Answer
The value of \[{{x}^{2}}-\left( xy-y \right)\]is\[-5\].
Work Step by Step
The equation\[\frac{3x}{2}+\frac{3x}{4}=\frac{x}{4}-4\].
Subtract \[\frac{x}{4}\] from both sides,
\[\begin{align}
& \frac{3x}{2}+\frac{3x}{4}-\frac{x}{4}=\frac{x}{4}-4-\frac{x}{4} \\
& \frac{6x}{4}+\frac{3x}{4}-\frac{x}{4}=-4 \\
& \frac{6x+3x-x}{4}=-4 \\
& \frac{8x}{4}=-4 \\
\end{align}\]
Apply cross-products principle,
\[\begin{align}
& 8x=-4\times 4 \\
& 8x=-16 \\
& x=-2 \\
\end{align}\]
So, \[x=-2\]
Next equation is \[5-y=7\left( y+4 \right)+1\].

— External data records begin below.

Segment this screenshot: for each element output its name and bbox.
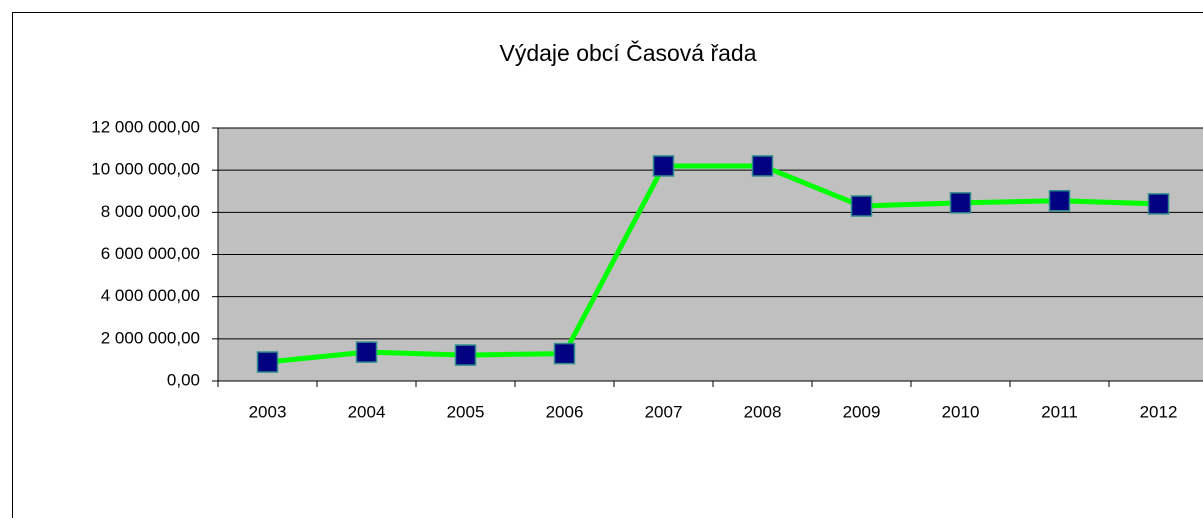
y-tick-label: 6 000 000,00 (101, 244, 200, 263)
x-tick-label: 2011 (1041, 402, 1078, 421)
x-tick-label: 2006 (546, 402, 584, 421)
data-marker (553, 342, 576, 365)
x-tick-label: 2010 (942, 402, 980, 421)
x-tick-label: 2008 (744, 402, 782, 421)
x-tick-label: 2004 (348, 402, 386, 421)
data-marker (454, 344, 477, 366)
y-tick-label: 4 000 000,00 (101, 286, 200, 305)
data-marker (355, 341, 378, 363)
x-tick-label: 2005 (447, 402, 485, 421)
data-marker (949, 192, 972, 214)
data-marker (1147, 193, 1170, 215)
data-marker (256, 351, 279, 373)
x-tick-label: 2003 (249, 402, 287, 421)
x-tick-label: 2012 (1140, 402, 1178, 421)
y-tick-label: 12 000 000,00 (91, 117, 200, 136)
y-tick-label: 8 000 000,00 (101, 202, 200, 221)
data-marker (850, 195, 873, 217)
data-line (267, 163, 1159, 365)
x-tick-label: 2009 (843, 402, 881, 421)
data-marker (1048, 189, 1071, 212)
y-tick-label: 0,00 (167, 370, 200, 389)
chart-title: Výdaje obcí Časová řada (500, 39, 757, 66)
y-tick-label: 2 000 000,00 (101, 328, 200, 347)
data-marker (751, 155, 774, 177)
x-tick-label: 2007 (645, 402, 683, 421)
y-tick-label: 10 000 000,00 (91, 160, 200, 179)
data-marker (652, 155, 675, 177)
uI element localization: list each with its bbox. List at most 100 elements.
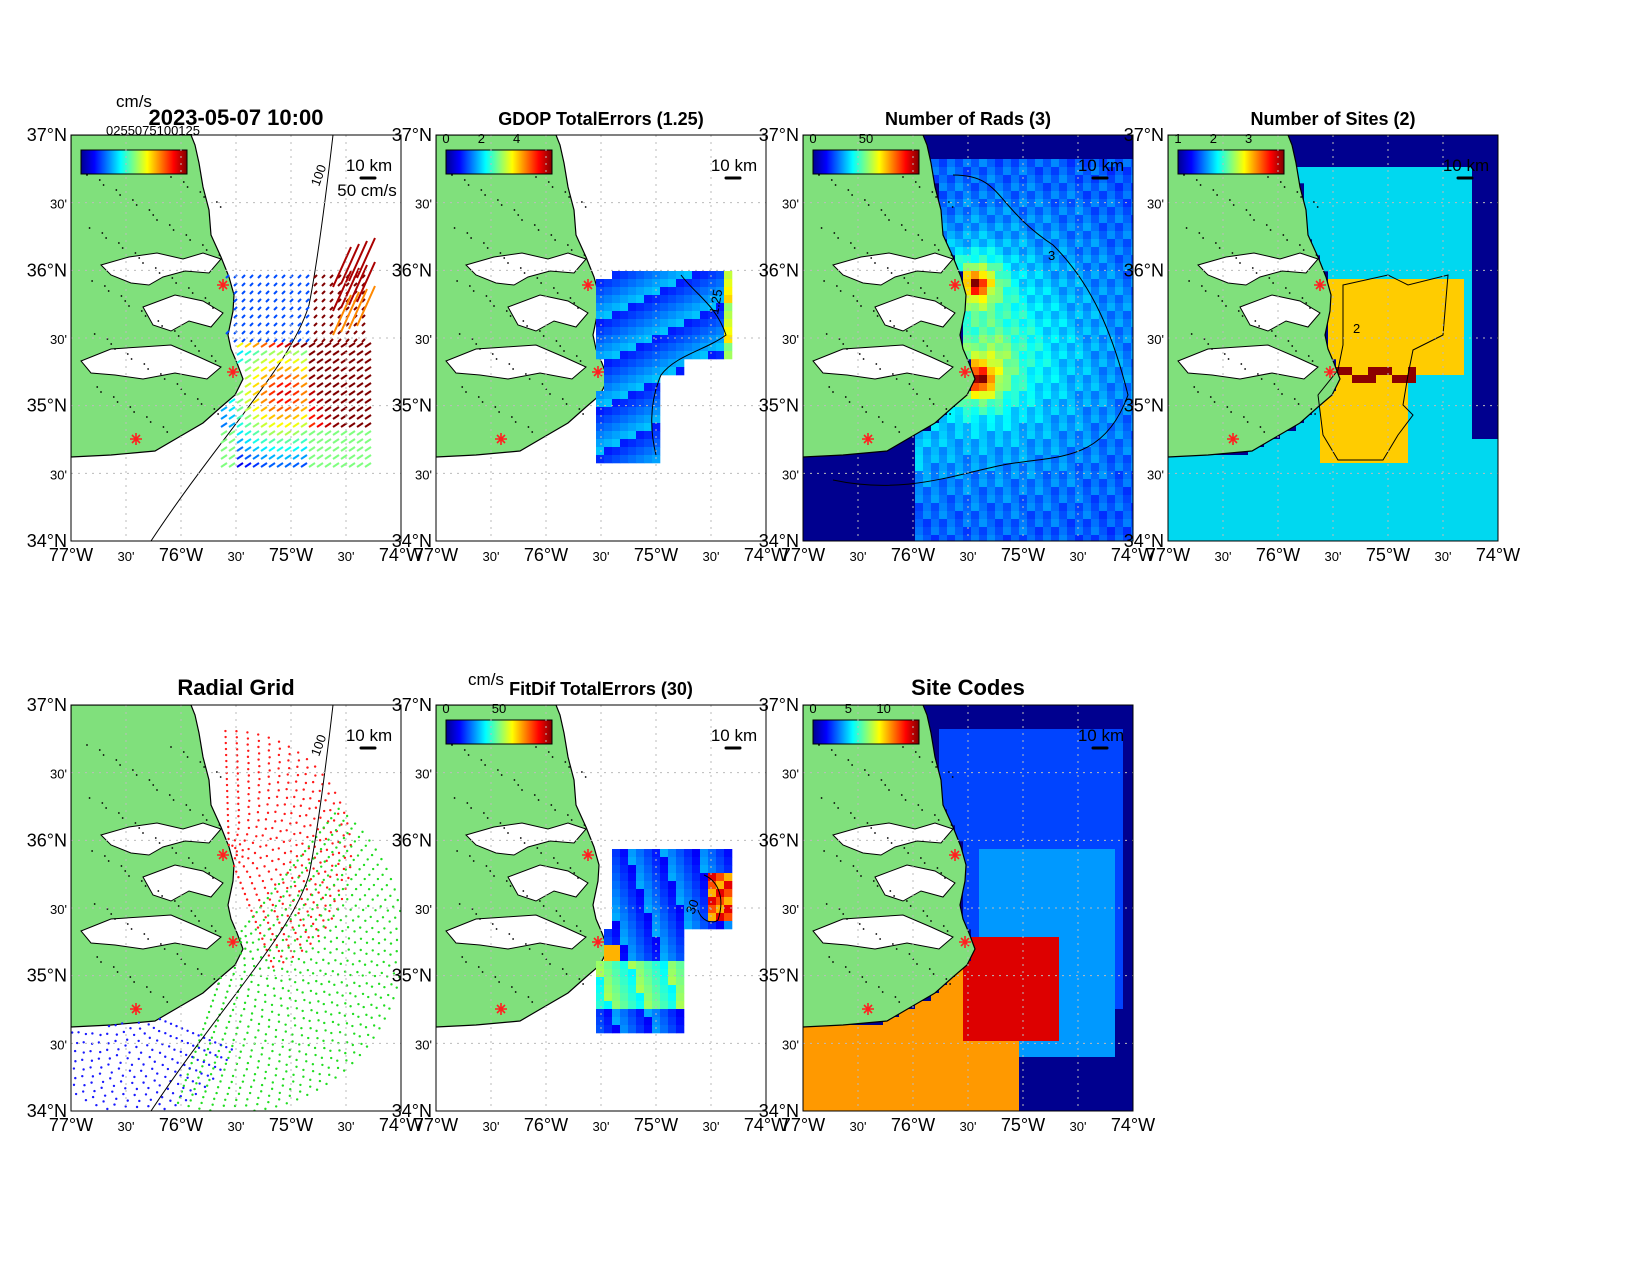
- coast-dot: [510, 416, 513, 418]
- coast-dot: [521, 789, 523, 791]
- coast-dot: [556, 862, 559, 864]
- lat-tick-label: 34°N: [27, 1101, 67, 1121]
- coast-dot: [1235, 257, 1238, 259]
- lon-tick-label: 30': [850, 1119, 867, 1134]
- hf-radar-site-marker: [130, 1003, 142, 1015]
- coast-dot: [541, 953, 544, 955]
- coast-dot: [472, 860, 475, 862]
- lon-tick-label: 74°W: [379, 1115, 423, 1135]
- coast-dot: [101, 232, 104, 234]
- coast-dot: [102, 184, 105, 186]
- coast-dot: [830, 749, 833, 751]
- coast-dot: [214, 360, 217, 362]
- coast-dot: [154, 837, 157, 839]
- coast-dot: [930, 920, 932, 922]
- hf-radar-site-marker: [592, 366, 604, 378]
- coast-dot: [926, 345, 929, 347]
- lat-tick-label: 30': [1147, 197, 1164, 212]
- coast-dot: [185, 234, 188, 236]
- hf-radar-site-marker: [130, 433, 142, 445]
- coast-dot: [582, 983, 585, 985]
- coast-dot: [1263, 431, 1266, 433]
- coast-dot: [98, 179, 101, 181]
- landmass: [803, 135, 976, 458]
- coast-dot: [494, 406, 497, 408]
- lat-tick-label: 37°N: [759, 125, 799, 145]
- coast-dot: [886, 267, 889, 269]
- coast-dot: [154, 267, 157, 269]
- coast-dot: [884, 214, 887, 216]
- coast-dot: [466, 802, 469, 804]
- coast-dot: [903, 847, 906, 849]
- coast-dot: [124, 300, 127, 302]
- isobath-label: 100: [308, 733, 330, 759]
- sound-water: [874, 294, 956, 332]
- sound-water: [832, 822, 954, 856]
- lat-tick-label: 37°N: [392, 695, 432, 715]
- coast-dot: [166, 1001, 169, 1003]
- coast-dot: [1305, 302, 1308, 304]
- lon-tick-label: 75°W: [1001, 545, 1045, 565]
- sound-water: [1197, 252, 1319, 286]
- coast-dot: [844, 396, 847, 398]
- coast-dot: [120, 295, 123, 297]
- scale-bar-label: 10 km: [1078, 726, 1124, 745]
- coast-dot: [551, 186, 554, 188]
- colorbar-tick-label: 0: [442, 131, 449, 146]
- coast-dot: [509, 885, 512, 887]
- lat-tick-label: 30': [50, 197, 67, 212]
- colorbar-tick-label: 1: [1174, 131, 1181, 146]
- coast-dot: [856, 300, 859, 302]
- coast-dot: [1265, 224, 1268, 226]
- coast-dot: [886, 837, 889, 839]
- coast-dot: [100, 391, 102, 393]
- coast-dot: [1221, 300, 1224, 302]
- coast-dot: [134, 252, 137, 254]
- coast-dot: [470, 807, 473, 809]
- coast-dot: [88, 227, 91, 229]
- hf-radar-site-marker: [592, 936, 604, 948]
- coast-dot: [498, 411, 501, 413]
- lon-tick-label: 77°W: [781, 1115, 825, 1135]
- coast-dot: [199, 761, 202, 763]
- coast-dot: [842, 343, 845, 345]
- scale-bar: 10 km: [1443, 156, 1489, 180]
- coast-dot: [881, 421, 884, 423]
- hf-radar-site-marker: [582, 849, 594, 861]
- num-sites-field: [1168, 135, 1498, 541]
- coast-dot: [186, 186, 189, 188]
- lon-tick-label: 30': [118, 1119, 135, 1134]
- coast-dot: [907, 282, 910, 284]
- colorbar-tick-label: 50: [492, 701, 506, 716]
- coast-dot: [1253, 219, 1255, 221]
- coast-dot: [894, 996, 897, 998]
- radial-points: [71, 729, 401, 1111]
- coast-dot: [508, 363, 511, 365]
- colorbar: [80, 149, 188, 175]
- lat-tick-label: 30': [50, 467, 67, 482]
- lat-tick-label: 36°N: [27, 260, 67, 280]
- coast-dot: [171, 847, 174, 849]
- coast-dot: [451, 174, 453, 176]
- coast-dot: [199, 191, 202, 193]
- lat-tick-label: 35°N: [759, 966, 799, 986]
- coast-dot: [862, 358, 865, 360]
- coast-dot: [528, 948, 531, 950]
- sound-water: [465, 822, 587, 856]
- sound-water: [812, 914, 954, 950]
- lon-tick-label: 74°W: [744, 545, 788, 565]
- coast-dot: [172, 799, 175, 801]
- coast-dot: [946, 930, 949, 932]
- contour-line: [697, 874, 722, 923]
- hf-radar-site-marker: [582, 279, 594, 291]
- coast-dot: [135, 204, 138, 206]
- coast-dot: [1218, 247, 1221, 249]
- coast-dot: [458, 903, 461, 905]
- coast-dot: [820, 797, 823, 799]
- hf-radar-site-marker: [862, 433, 874, 445]
- coast-dot: [563, 350, 565, 352]
- lat-tick-label: 37°N: [392, 125, 432, 145]
- coast-dot: [213, 978, 216, 980]
- coast-dot: [908, 953, 911, 955]
- lat-tick-label: 37°N: [1124, 125, 1164, 145]
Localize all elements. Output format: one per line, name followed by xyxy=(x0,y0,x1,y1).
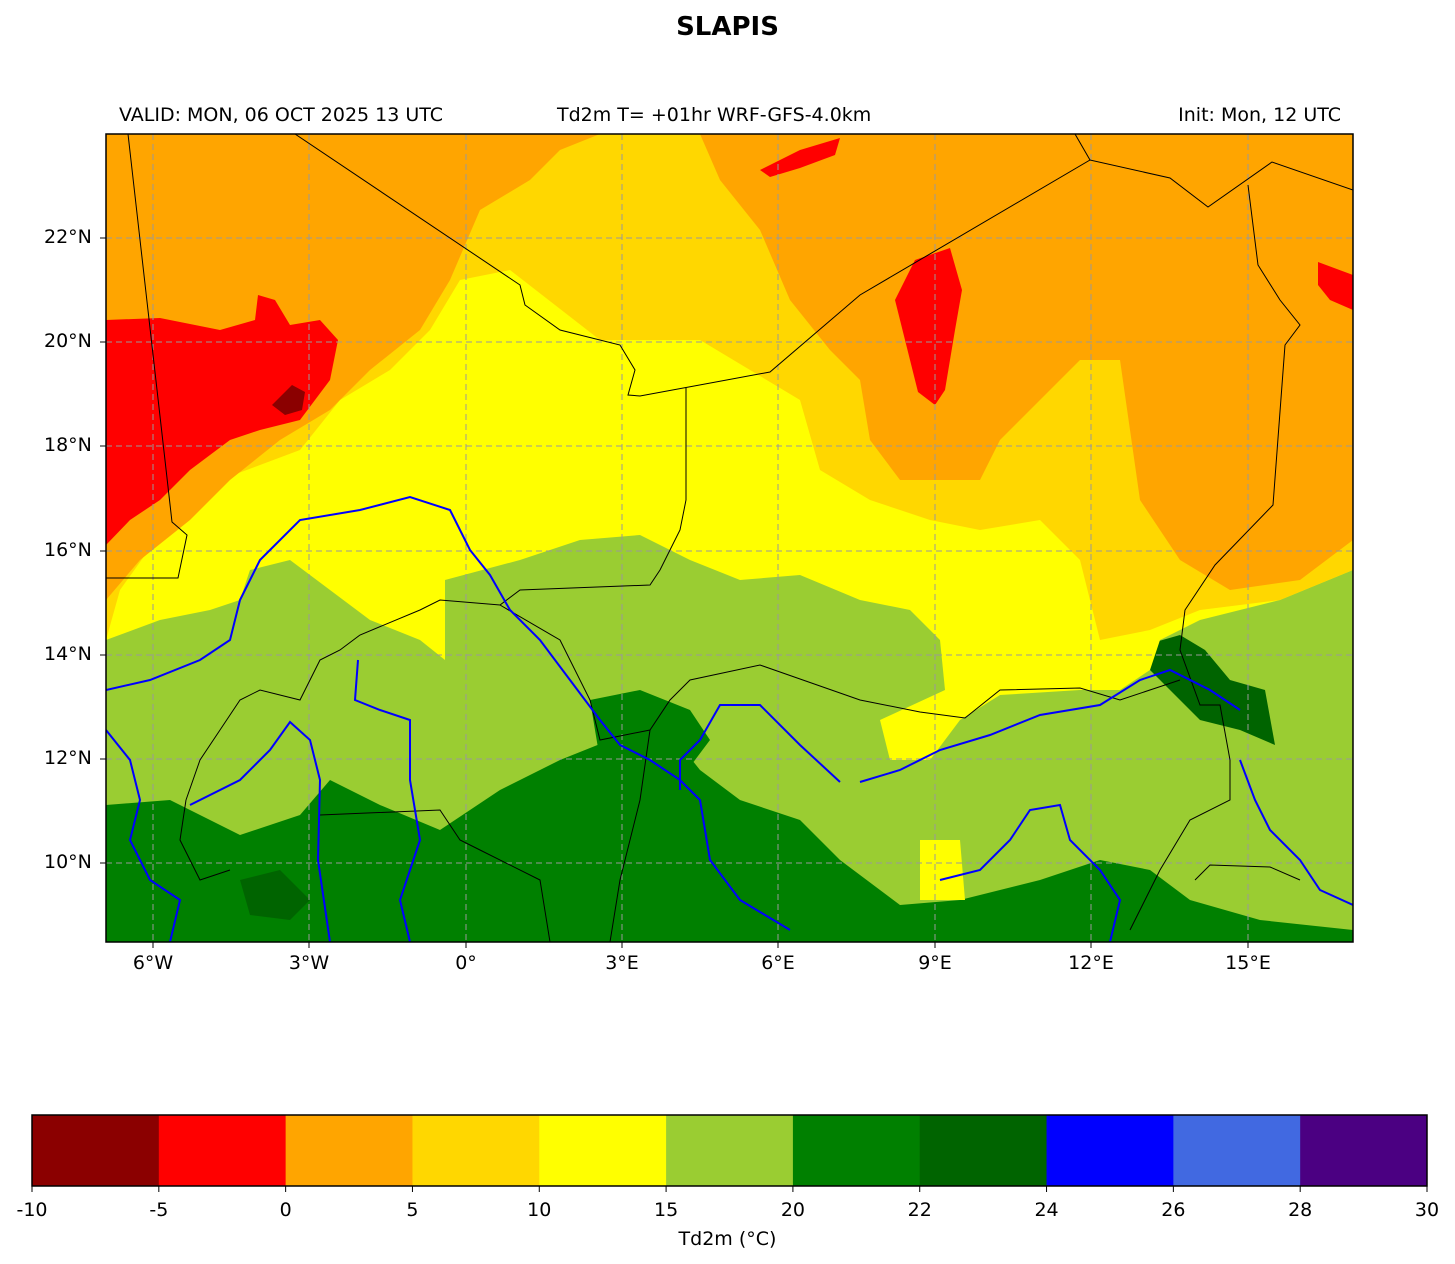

Use distributive property,
\[\begin{align}
& 5-y=7y+28+1 \\
& 5-y=7y+29 \\
\end{align}\]
Add \[y\]to both sides,
\[\begin{align}
& 5-y+y=7y+29+y \\
& 5=8y+29 \\
\end{align}\]
Subtract \[29\] from both sides,
\[\begin{align}
& 5-29=8y+29-29 \\
& -24=8y \\
& y=-3 \\
\end{align}\]
So, \[y=-3\]
Now put \[x=-2\] and \[y=-3\] in the expression \[{{x}^{2}}-\left( xy-y \right)\].
\[\begin{align}
& {{x}^{2}}-\left( xy-y \right)={{\left( -2 \right)}^{2}}-\left( -2\times -3-\left( -3 \right) \right) \\
& =4-\left( 6+3 \right) \\
& =4-9 \\
& =-5
\end{align}\]
Therefore, value of \[{{x}^{2}}-\left( xy-y \right)\]is\[-5\].